Miller performs everywhere from art centers to high schools to a local church where he works with an openly gay Episcopal priest on "performance art sermons." He says he rarely gets hassled because of his work "beyond the usual homophobic death threats" of which he gets several a year, he says. Is his work shocking? "To some people," he answers. "But it's not my goal."

Taboos as Commentary John Fleck greets you at the door with the irony of it all.

"They take away whatever the grant would have been -- like $7,000 -- and they hand you $50,000 in publicity by doing so," he muses. "It catapults you into this national forum."

Fleck hastily tidies up the papers and reviews of his work strewn about his old Spanish-style house in Silverlake, a hot and dusty Los Angeles neighborhood shared uneasily by yups and street toughs. The lanky 39-year-old artist, trained as an actor, works regularly in theater and television. He calls what he does "one-man solo theater shows." "Performance artist" is a title that's been bestowed upon him.

Whatever he's called, Fleck has certainly lived up to the controversial profile that characterizes many performance artists.
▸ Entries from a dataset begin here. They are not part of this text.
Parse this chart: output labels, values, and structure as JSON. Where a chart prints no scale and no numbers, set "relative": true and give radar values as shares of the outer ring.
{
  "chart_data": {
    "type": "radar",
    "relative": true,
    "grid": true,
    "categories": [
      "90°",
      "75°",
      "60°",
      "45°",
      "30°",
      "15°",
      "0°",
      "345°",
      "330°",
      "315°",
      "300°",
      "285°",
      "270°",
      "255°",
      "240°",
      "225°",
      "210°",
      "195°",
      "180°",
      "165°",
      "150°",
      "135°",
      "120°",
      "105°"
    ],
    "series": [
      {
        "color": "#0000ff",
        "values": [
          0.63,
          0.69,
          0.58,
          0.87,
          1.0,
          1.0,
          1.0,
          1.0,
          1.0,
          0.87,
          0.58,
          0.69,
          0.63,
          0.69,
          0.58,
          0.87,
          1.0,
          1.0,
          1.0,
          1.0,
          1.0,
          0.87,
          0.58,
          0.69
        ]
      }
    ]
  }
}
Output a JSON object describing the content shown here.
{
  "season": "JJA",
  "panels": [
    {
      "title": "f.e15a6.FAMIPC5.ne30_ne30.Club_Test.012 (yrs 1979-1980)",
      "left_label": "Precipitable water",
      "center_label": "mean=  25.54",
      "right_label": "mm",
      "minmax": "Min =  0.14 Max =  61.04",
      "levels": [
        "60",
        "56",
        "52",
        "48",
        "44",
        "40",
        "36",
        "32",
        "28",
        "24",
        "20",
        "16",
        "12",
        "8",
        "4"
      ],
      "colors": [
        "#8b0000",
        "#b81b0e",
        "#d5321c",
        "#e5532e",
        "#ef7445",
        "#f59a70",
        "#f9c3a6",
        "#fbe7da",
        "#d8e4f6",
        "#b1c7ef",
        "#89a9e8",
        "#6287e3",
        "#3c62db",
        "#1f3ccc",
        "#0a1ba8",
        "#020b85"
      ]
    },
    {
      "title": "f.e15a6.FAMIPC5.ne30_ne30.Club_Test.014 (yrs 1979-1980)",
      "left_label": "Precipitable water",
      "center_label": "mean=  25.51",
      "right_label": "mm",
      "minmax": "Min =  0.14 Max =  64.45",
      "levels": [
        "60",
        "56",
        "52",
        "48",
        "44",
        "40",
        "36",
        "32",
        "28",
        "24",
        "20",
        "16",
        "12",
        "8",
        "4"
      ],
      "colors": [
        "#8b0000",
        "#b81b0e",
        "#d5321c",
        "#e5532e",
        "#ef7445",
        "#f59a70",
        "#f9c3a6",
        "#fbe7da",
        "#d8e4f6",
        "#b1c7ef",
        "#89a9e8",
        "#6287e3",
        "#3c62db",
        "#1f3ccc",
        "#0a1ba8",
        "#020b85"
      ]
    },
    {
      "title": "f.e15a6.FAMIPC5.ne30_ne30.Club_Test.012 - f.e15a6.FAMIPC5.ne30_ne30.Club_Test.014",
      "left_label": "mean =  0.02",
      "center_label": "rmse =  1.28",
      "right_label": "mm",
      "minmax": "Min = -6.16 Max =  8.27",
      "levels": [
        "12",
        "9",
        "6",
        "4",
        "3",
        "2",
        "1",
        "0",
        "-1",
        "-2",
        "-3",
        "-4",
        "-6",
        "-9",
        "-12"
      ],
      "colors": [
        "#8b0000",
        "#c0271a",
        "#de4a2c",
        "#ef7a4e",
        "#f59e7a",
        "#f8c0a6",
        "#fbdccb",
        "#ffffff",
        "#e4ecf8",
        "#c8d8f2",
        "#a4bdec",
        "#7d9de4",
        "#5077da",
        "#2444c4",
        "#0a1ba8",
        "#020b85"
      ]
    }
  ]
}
With a $5,000 NEA grant last year he produced "Blessed Are All the Little Fishes" -- "the show that got me in pretty much all the trouble with NEA."
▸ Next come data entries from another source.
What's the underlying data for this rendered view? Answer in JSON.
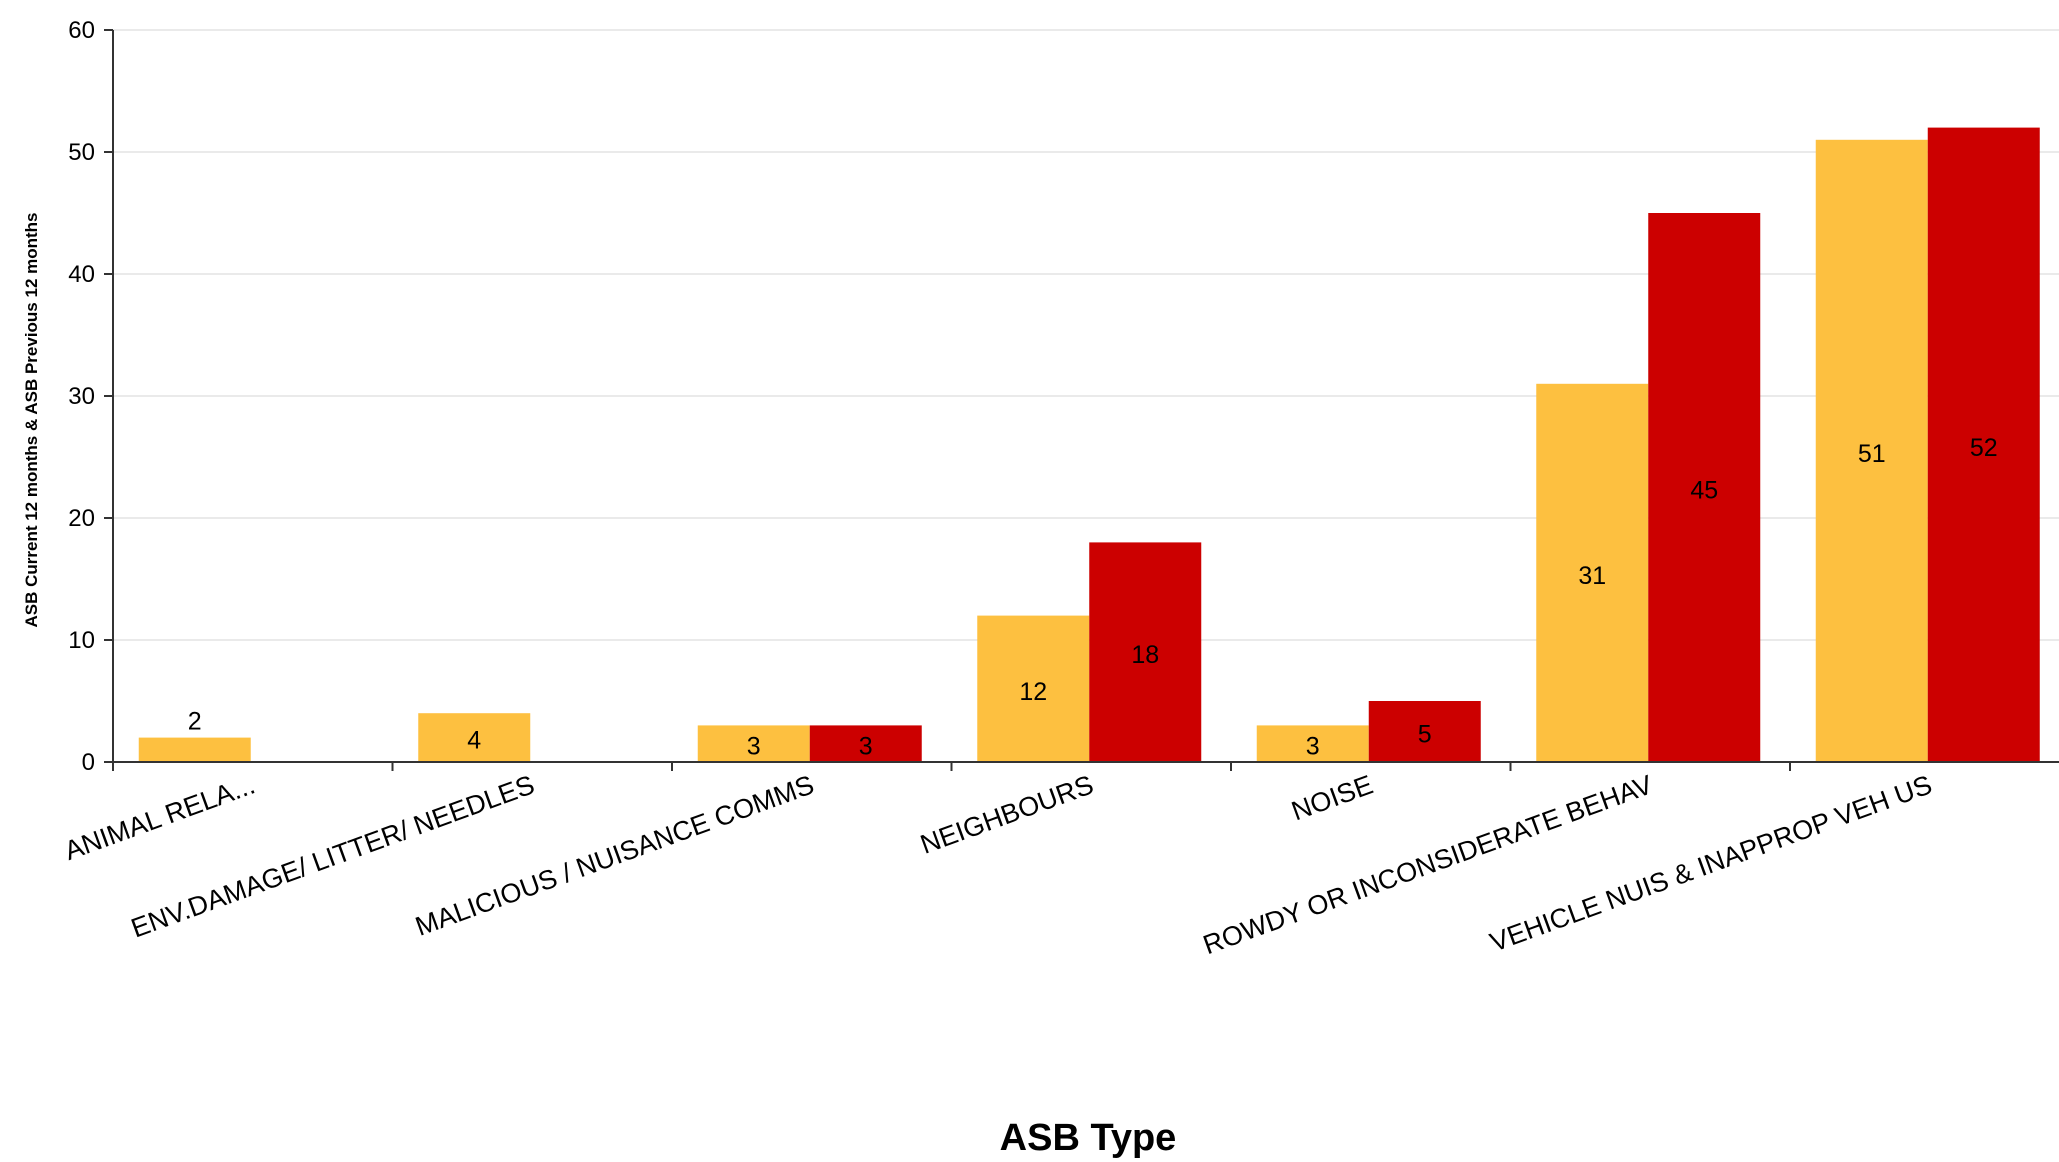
{
  "chart_data": {
    "type": "bar",
    "title": "",
    "xlabel": "ASB Type",
    "ylabel": "ASB Current 12 months & ASB Previous 12 months",
    "ylim": [
      0,
      60
    ],
    "yticks": [
      0,
      10,
      20,
      30,
      40,
      50,
      60
    ],
    "grid": true,
    "categories": [
      "ANIMAL RELA...",
      "ENV.DAMAGE/ LITTER/ NEEDLES",
      "MALICIOUS / NUISANCE COMMS",
      "NEIGHBOURS",
      "NOISE",
      "ROWDY OR INCONSIDERATE BEHAV",
      "VEHICLE NUIS & INAPPROP VEH US"
    ],
    "series": [
      {
        "values": [
          2,
          4,
          3,
          12,
          3,
          31,
          51
        ],
        "color": "#FDC040"
      },
      {
        "values": [
          null,
          null,
          3,
          18,
          5,
          45,
          52
        ],
        "color": "#CC0000"
      }
    ]
  }
}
Fleck explains: "Well, there is one point where I urinate on stage." He rolls his eyes. "Whoopie doopie. Taken out of context it sounds like sensationalism. But there was some social relevance attached. It really wasn't disgusting or rude or crude. I don't think anybody was offended by it. In fact, I think if you look back it's nothing new. It's been done before."

In an Artweek review last year, Fleck was described as being "known for histrionic operatic vocals, manic energy and flagrant displays of his private parts. ... He tests the boundaries by turning performance excesses and taboos into cultural commentary."
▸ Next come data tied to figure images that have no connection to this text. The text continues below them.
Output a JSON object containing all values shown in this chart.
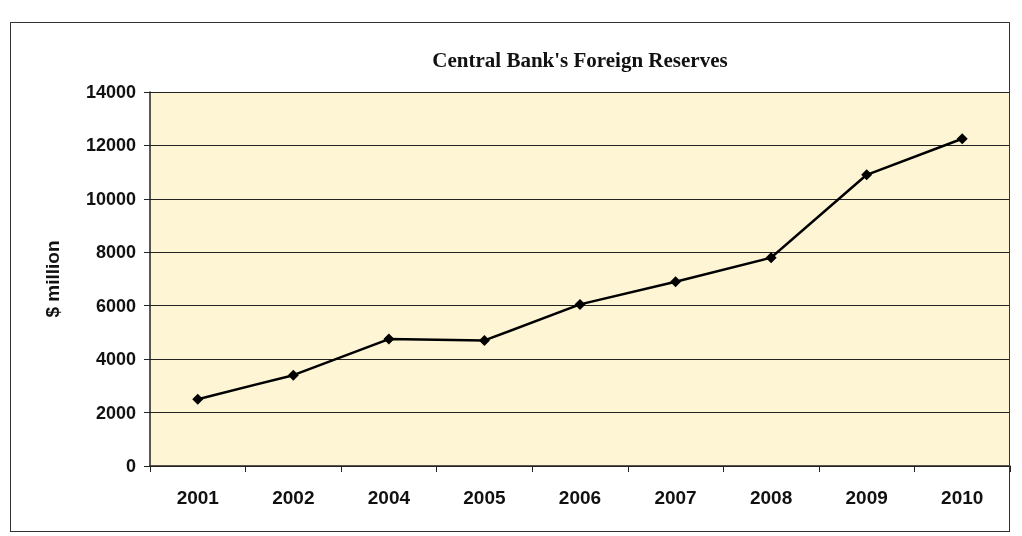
{
  "chart_data": {
    "type": "line",
    "title": "Central Bank's Foreign Reserves",
    "ylabel": "$ million",
    "categories": [
      "2001",
      "2002",
      "2004",
      "2005",
      "2006",
      "2007",
      "2008",
      "2009",
      "2010"
    ],
    "series": [
      {
        "color": "#000000",
        "values": [
          2500,
          3400,
          4750,
          4700,
          6050,
          6900,
          7800,
          10900,
          12250
        ]
      }
    ],
    "ylim": [
      0,
      14000
    ],
    "yticks": [
      0,
      2000,
      4000,
      6000,
      8000,
      10000,
      12000,
      14000
    ],
    "grid": "y",
    "marker": "diamond",
    "line_style": "solid"
  }
}
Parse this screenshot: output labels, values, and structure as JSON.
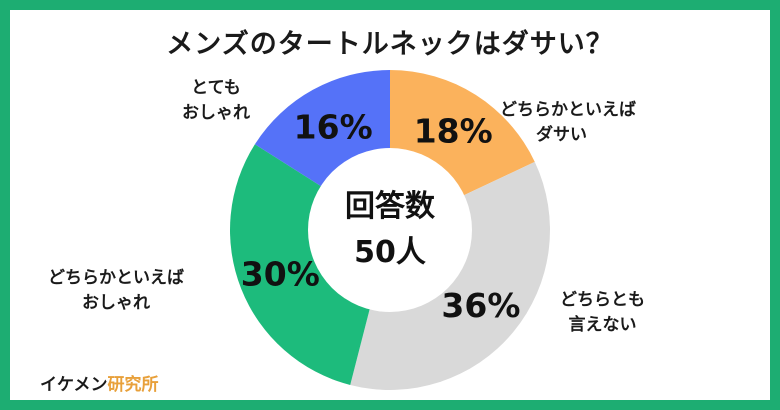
{
  "title": "メンズのタートルネックはダサい？",
  "center": {
    "line1": "回答数",
    "line2": "50人"
  },
  "brand": {
    "part1": "イケメン",
    "part2": "研究所"
  },
  "colors": {
    "border": "#1dad72",
    "slices": [
      "#fbb25c",
      "#d9d9d9",
      "#1dbb7c",
      "#5572f8"
    ],
    "pct_text": "#111111",
    "hole": "#ffffff"
  },
  "chart_data": {
    "type": "pie",
    "donut": true,
    "title": "メンズのタートルネックはダサい？",
    "categories": [
      "どちらかといえばダサい",
      "どちらとも言えない",
      "どちらかといえばおしゃれ",
      "とてもおしゃれ"
    ],
    "values": [
      18,
      36,
      30,
      16
    ],
    "value_labels": [
      "18%",
      "36%",
      "30%",
      "16%"
    ],
    "category_lines": [
      [
        "どちらかといえば",
        "ダサい"
      ],
      [
        "どちらとも",
        "言えない"
      ],
      [
        "どちらかといえば",
        "おしゃれ"
      ],
      [
        "とても",
        "おしゃれ"
      ]
    ],
    "total_label": "回答数 50人"
  }
}
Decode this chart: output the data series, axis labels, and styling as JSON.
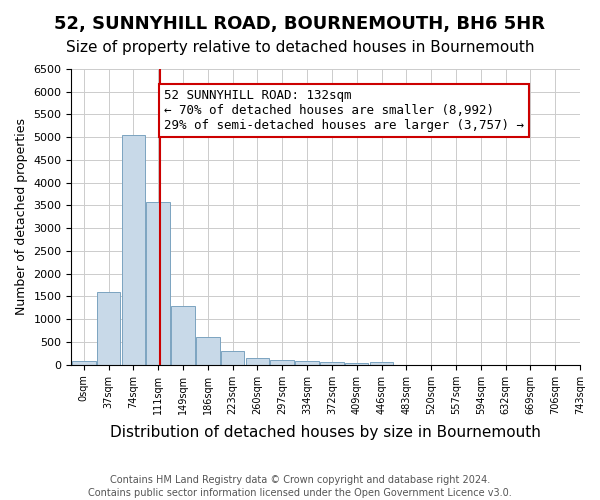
{
  "title": "52, SUNNYHILL ROAD, BOURNEMOUTH, BH6 5HR",
  "subtitle": "Size of property relative to detached houses in Bournemouth",
  "xlabel": "Distribution of detached houses by size in Bournemouth",
  "ylabel": "Number of detached properties",
  "bin_labels": [
    "0sqm",
    "37sqm",
    "74sqm",
    "111sqm",
    "149sqm",
    "186sqm",
    "223sqm",
    "260sqm",
    "297sqm",
    "334sqm",
    "372sqm",
    "409sqm",
    "446sqm",
    "483sqm",
    "520sqm",
    "557sqm",
    "594sqm",
    "632sqm",
    "669sqm",
    "706sqm",
    "743sqm"
  ],
  "bar_heights": [
    75,
    1600,
    5050,
    3570,
    1300,
    600,
    290,
    150,
    110,
    75,
    50,
    30,
    50,
    0,
    0,
    0,
    0,
    0,
    0,
    0
  ],
  "bar_color": "#c8d9e8",
  "bar_edgecolor": "#7ba3c0",
  "vline_x": 132,
  "vline_color": "#cc0000",
  "annotation_box_text": "52 SUNNYHILL ROAD: 132sqm\n← 70% of detached houses are smaller (8,992)\n29% of semi-detached houses are larger (3,757) →",
  "annotation_box_color": "#cc0000",
  "annotation_fontsize": 9,
  "ylim": [
    0,
    6500
  ],
  "yticks": [
    0,
    500,
    1000,
    1500,
    2000,
    2500,
    3000,
    3500,
    4000,
    4500,
    5000,
    5500,
    6000,
    6500
  ],
  "grid_color": "#cccccc",
  "background_color": "#ffffff",
  "footnote1": "Contains HM Land Registry data © Crown copyright and database right 2024.",
  "footnote2": "Contains public sector information licensed under the Open Government Licence v3.0.",
  "title_fontsize": 13,
  "subtitle_fontsize": 11,
  "xlabel_fontsize": 11,
  "ylabel_fontsize": 9
}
Fleck's "Fishes" was originally a 10-minute club performance piece. "I gave the illusion that I was hurting this little goldfish -- a long story -- and they started screaming, 'Save the fish! Save the fish!' And I'm such a good actor," he interjects drolly, "this man jumped out of the audience and started calling me every name in the book ... I thought he was gonna hit me. And he grabbed this fish and he took off. And he saved the fish. I thought, 'Whoa!' I love stuff like that."

Fleck then expanded the piece into a 40-minute performance that played at several respected venues. One of them, the Tiffany Theater, had reservations at first. "They didn't want me to come there," he says. "Let's face it. A lot of performance art is garbage." But Fleck and his director persuade the theater to present his show, which eventually ran for six weeks.

The piece, which focuses on Christian guilt, is highly personal and symbolic and has some nudity. It opens with him dressed as a mermaid "swimming on a toilet" on wheels, he explains. In the course of the performance he extracts both a bottle of tequila and a goldfish from the toilet; he also urinates into it, and mimes vomiting into it. Hidden inside the toilet are discrete compartments that allow him to do all these things. "That goldfish is still alive," he says reassuringly.

The piece is not without knowing humor. A cry of protest over the killing of dolphins segues into a cry of regret over the cancellation of the "Flipper" television show.

Although he supports gay-rights issues, he says his work deals less with gay themes than with androgyny. "I always deal with sexual confusion," Fleck says. "I've had as many women lovers as men. I'm with a man right now. ... Of course in this day of the plague, so to speak, it isn't as easy to cross over, nor would I want to. I just want to settle down."

In "I Got the He-Be-She-Be's" Fleck plays his own male and female halves making love to himself.

"Why is it art?" he muses about his work, and chuckles. "Because art professionals say it is. ... I've got a pile of reviews saying how wonderful I am. It isn't for everybody. Not everybody's going to understand it, but not everybody understands modern art."

He loses money -- even with grants -- on performance art. "It certainly hasn't helped my acting career," he says. "Most people think performance artists can't act."